As UL’s continuing research is made available, the results can lead to advancements in products, product safety standards, model codes and regulations. The ultimate goal of UL’s smoke alarm research is to provide the technological data that can help reduce and/or eliminate fire deaths.10
UL is pursuing additional research that builds on the Firefighter Exposure to Smoke Particulates investigation to advance the unique findings to date. UL will pursue in-depth analysis of existing studies of firefighter cancer epidemiologies and the characterization of both potential fire scene exposure to toxic chemicals and contaminants accumulated on firefighter protective equipment.

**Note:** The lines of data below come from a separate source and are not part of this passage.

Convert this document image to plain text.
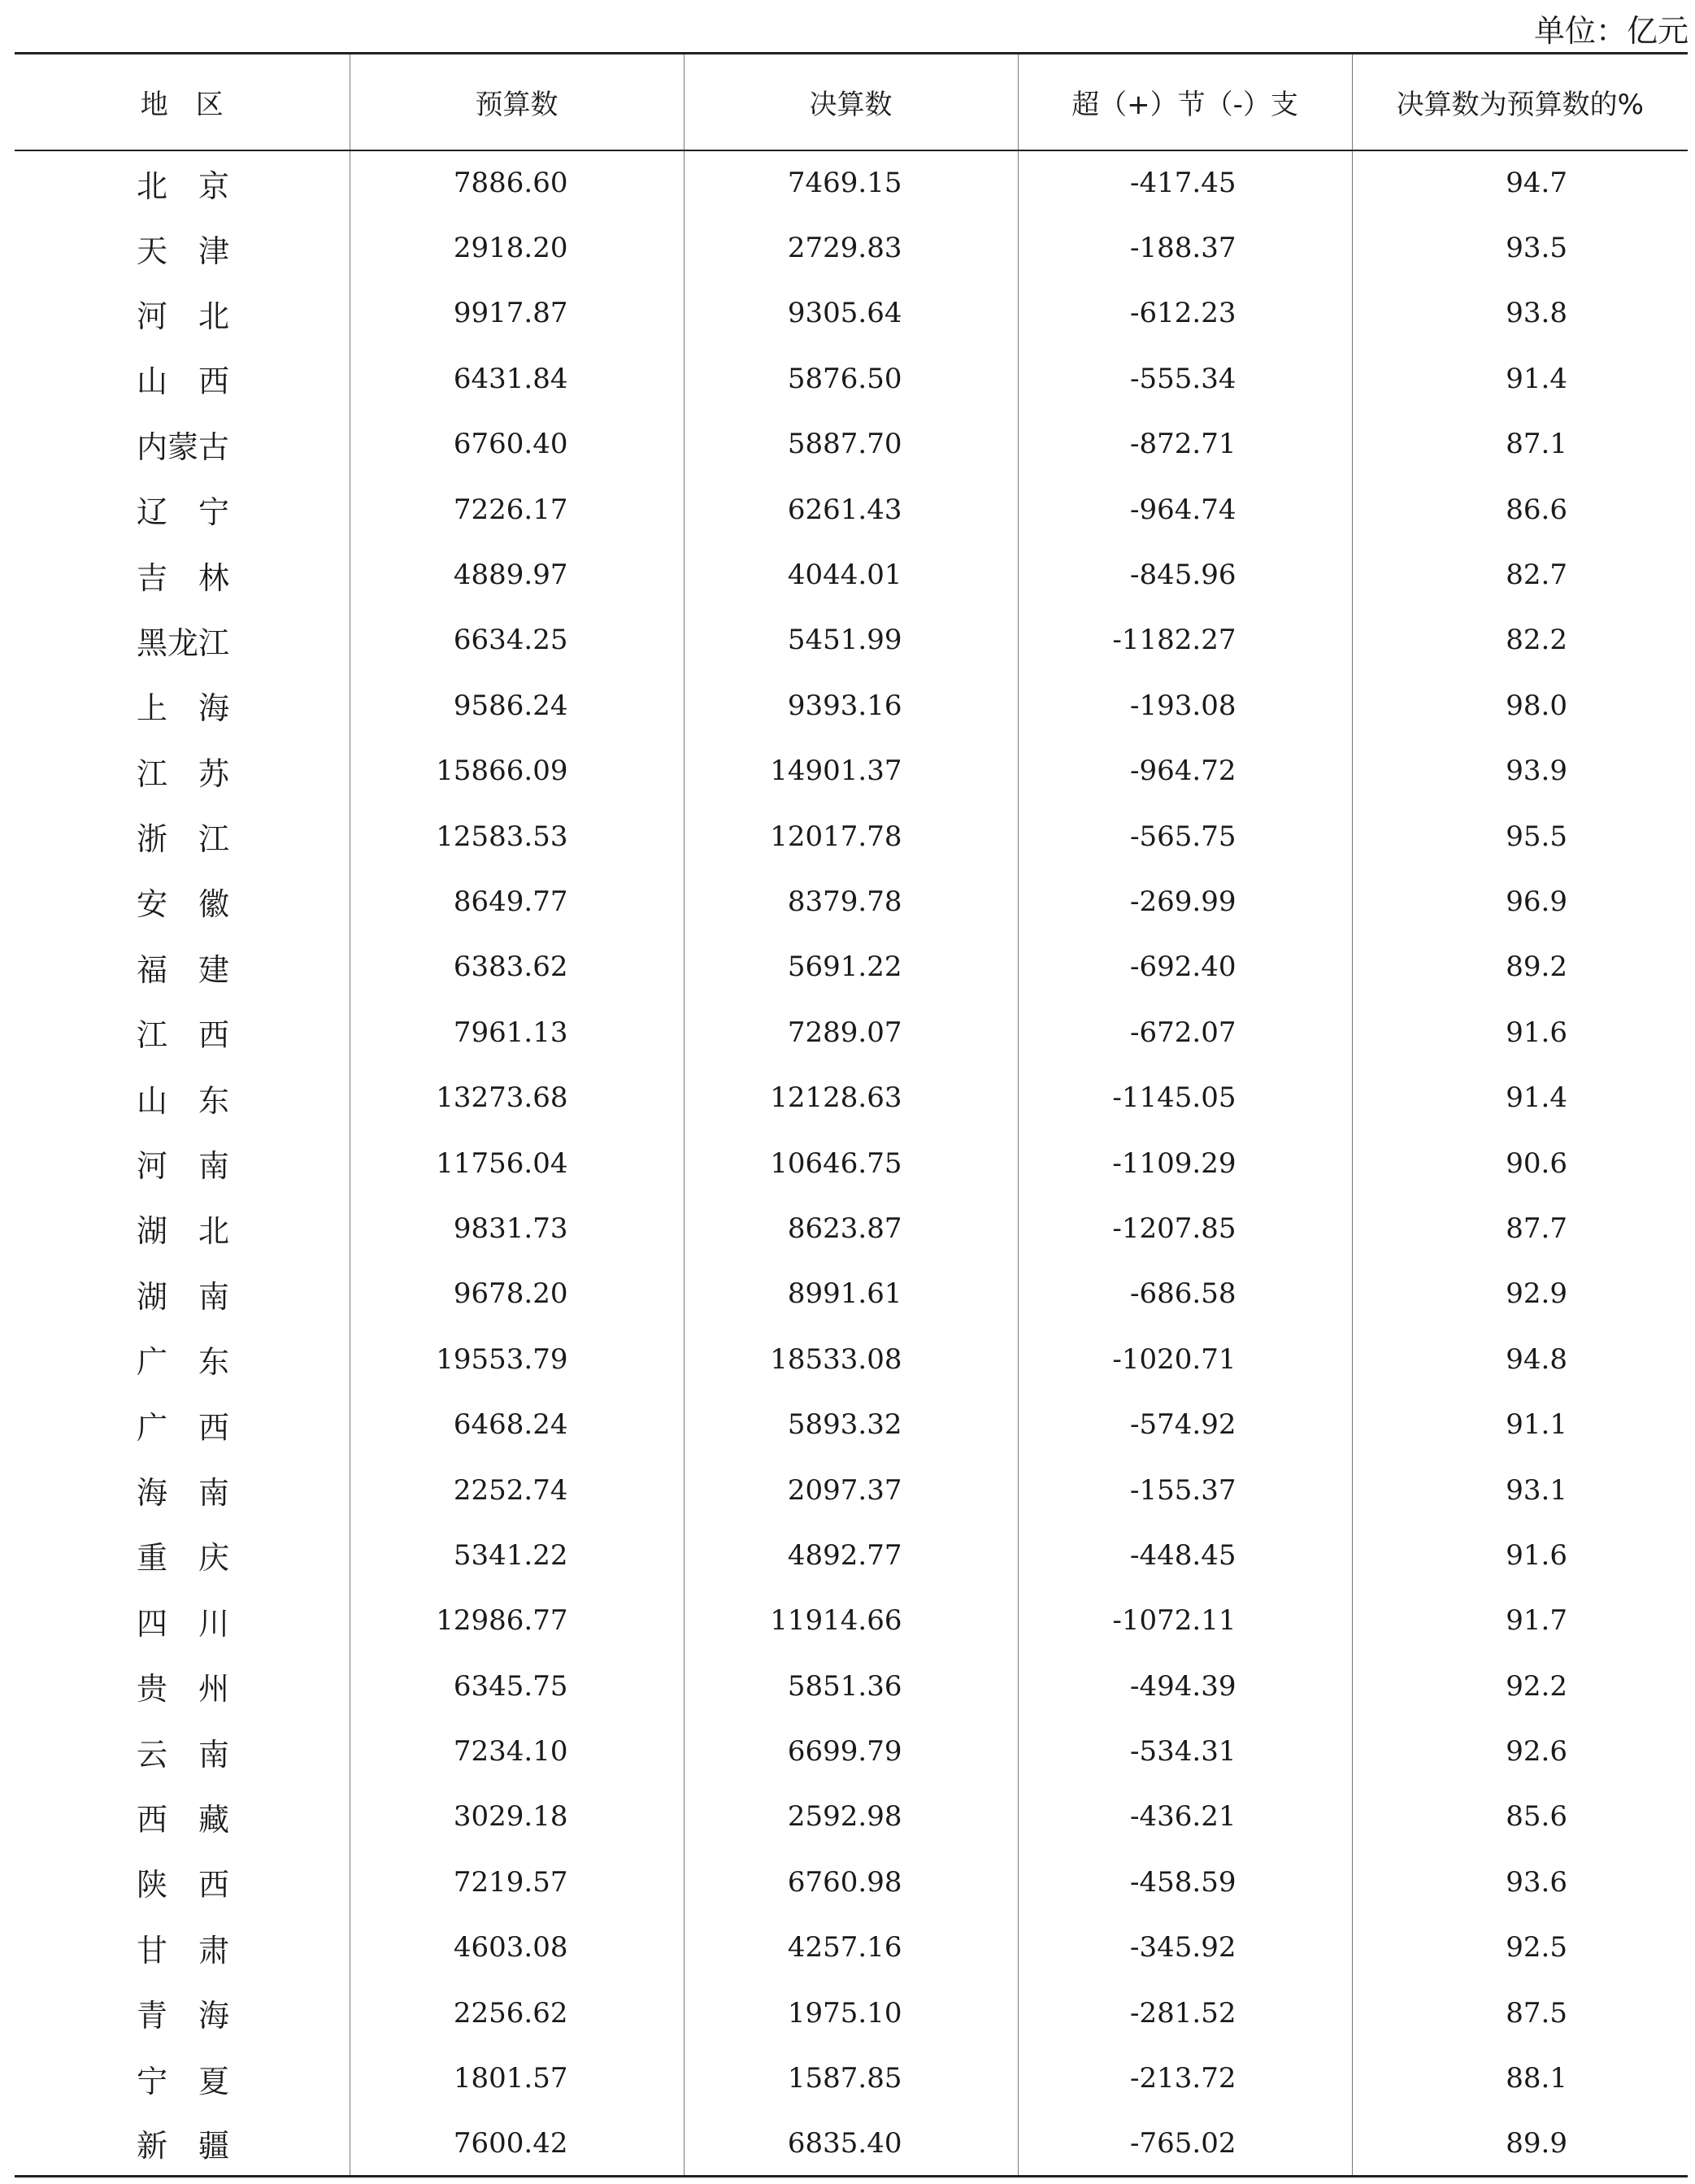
单位：亿元
地　区	预算数	决算数	超（+）节（-）支	决算数为预算数的%
北　京	7886.60	7469.15	-417.45	94.7
天　津	2918.20	2729.83	-188.37	93.5
河　北	9917.87	9305.64	-612.23	93.8
山　西	6431.84	5876.50	-555.34	91.4
内蒙古	6760.40	5887.70	-872.71	87.1
辽　宁	7226.17	6261.43	-964.74	86.6
吉　林	4889.97	4044.01	-845.96	82.7
黑龙江	6634.25	5451.99	-1182.27	82.2
上　海	9586.24	9393.16	-193.08	98.0
江　苏	15866.09	14901.37	-964.72	93.9
浙　江	12583.53	12017.78	-565.75	95.5
安　徽	8649.77	8379.78	-269.99	96.9
福　建	6383.62	5691.22	-692.40	89.2
江　西	7961.13	7289.07	-672.07	91.6
山　东	13273.68	12128.63	-1145.05	91.4
河　南	11756.04	10646.75	-1109.29	90.6
湖　北	9831.73	8623.87	-1207.85	87.7
湖　南	9678.20	8991.61	-686.58	92.9
广　东	19553.79	18533.08	-1020.71	94.8
广　西	6468.24	5893.32	-574.92	91.1
海　南	2252.74	2097.37	-155.37	93.1
重　庆	5341.22	4892.77	-448.45	91.6
四　川	12986.77	11914.66	-1072.11	91.7
贵　州	6345.75	5851.36	-494.39	92.2
云　南	7234.10	6699.79	-534.31	92.6
西　藏	3029.18	2592.98	-436.21	85.6
陕　西	7219.57	6760.98	-458.59	93.6
甘　肃	4603.08	4257.16	-345.92	92.5
青　海	2256.62	1975.10	-281.52	87.5
宁　夏	1801.57	1587.85	-213.72	88.1
新　疆	7600.42	6835.40	-765.02	89.9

We will work in conjunction with leading organizations and universities to develop a better definition of the potential long-term respiratory, cancer and cardiovascular health impacts and determine the relative contribution of respiratory and dermal absorption routes of exposure. Last, our research, working cooperatively with key partners and associations, will examine the usage of and industrial hygiene practices related to firefighter protective equipment.